As the market changes, developers are also moving to the same direction by offering different products to different customers in different salary ranges, which will improve current market dynamics.
He notes that there are still pockets of demand for medium-range products which are not being fulfilled and there are developers ready to tap into this segment.
RHB Research Institute’s Loong foresees more affordable housing schemes being introduced by the government and local authorities. Private developers will continue to join the bandwagon by introducing competitively-priced products to attract buyers.

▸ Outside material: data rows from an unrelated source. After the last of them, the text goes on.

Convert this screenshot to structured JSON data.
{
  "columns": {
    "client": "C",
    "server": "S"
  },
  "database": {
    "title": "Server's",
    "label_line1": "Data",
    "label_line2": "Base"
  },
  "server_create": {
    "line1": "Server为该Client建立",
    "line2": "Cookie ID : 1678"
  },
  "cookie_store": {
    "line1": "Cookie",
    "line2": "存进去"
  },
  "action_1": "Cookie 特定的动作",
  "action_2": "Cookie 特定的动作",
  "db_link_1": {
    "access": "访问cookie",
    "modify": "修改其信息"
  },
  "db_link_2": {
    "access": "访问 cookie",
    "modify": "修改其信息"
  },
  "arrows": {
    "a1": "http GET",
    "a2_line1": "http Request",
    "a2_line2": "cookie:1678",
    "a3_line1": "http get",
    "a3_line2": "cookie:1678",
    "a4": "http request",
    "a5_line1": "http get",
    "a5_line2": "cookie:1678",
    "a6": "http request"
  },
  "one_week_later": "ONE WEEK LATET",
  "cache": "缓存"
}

“The increasing supply of affordable housing is favourable for the working class who lament of unaffordability, but it also means in coming years, the market will see a glut of affordable housing,” she explains.
Furthermore, Loong is worried that the inflation rate will increase significantly post-general election, as consumer goods prices, such as petrol, and mortgage interest rates, might rise after the election is over.
“The potential OPR (overnight policy rate) hike may also hit consumer sentiment, as interest costs on mortgages are likely to become more expensive. A rising interest rate environment is generally unfavourable for real estate prices as well,” she adds.
Loong expects sales growth to be flat this year, likely seeing 0% to 3% increase as the industry continues to consolidate.
According to Napic data, Malaysia has recorded 311,000 transactions worth RM139.84 billion in 2017, a y-o-y marginal decrease of 2.7% in volume and 3.8% in value.